Health systems preparing in 2026 for Medicaid cuts have split on how they approach investment income, said Holloran. Some only have conservatively invested excess cash, while others are using it to provide long-term growth through equity and alternative investments.

Since the pandemic, more health systems have undertaken more hospital commercial paper programs to provide short-term debt financing to manage working capital and fund projects at lower costs than traditional bonds.

Holloran urged organizations to use caution when they consider issuing more debt for capital projects. He cited the carpenter’s rule of thumb to measure twice and cut once to caution organizations.

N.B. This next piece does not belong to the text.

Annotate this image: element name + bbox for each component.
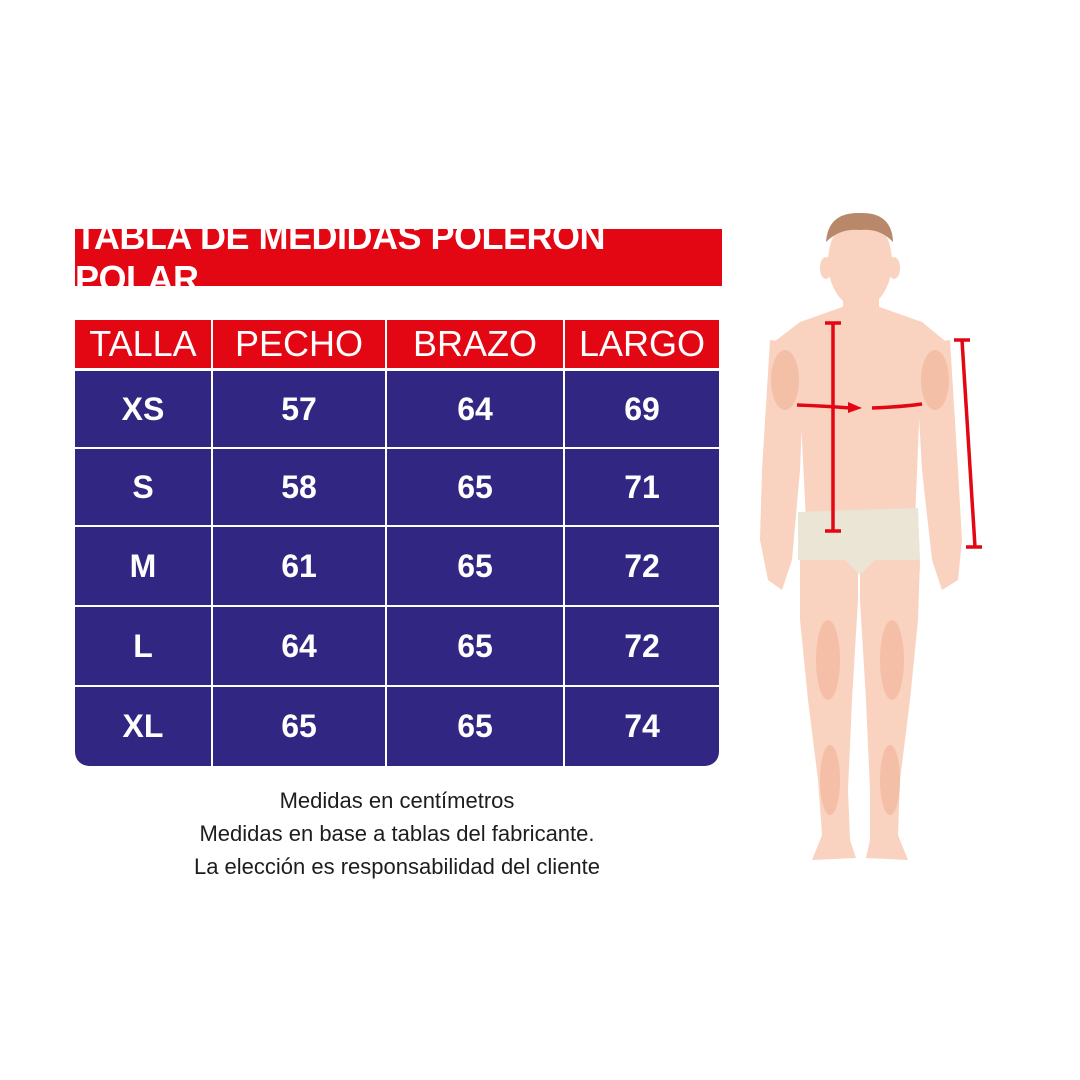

“I’d measure three or four or five times before you cut and pull the trigger on capital, and just be absolutely sure it’s the right thing for your organization,” Holloran said.

Overall, capital spending will continue but will shift toward outpatient care, increasing access points and information technology. High-growth markets also will continue to add large patient tower projects.

Energy as service transactions, which aim to add liquidity to the balance sheet, are not seen by Fitch as inherently risky moves. But it is a new type of effort “that will require some scrutiny,” Pascaris said.

Other factors to watch

In addition to the known policy and secular trend pressures, organizations should watch for the emergence of new ones this year, said Holloran. Those could include a resurgence of inflation or new, impactful rounds of tariffs.

They also should track potential lost revenue from the expiration of ACA exchange subsidies. A recent report from Fitch warned that not-for-profit hospitals in a dozen states are at high risk of negative credit shocks if the subsidies are not renewed.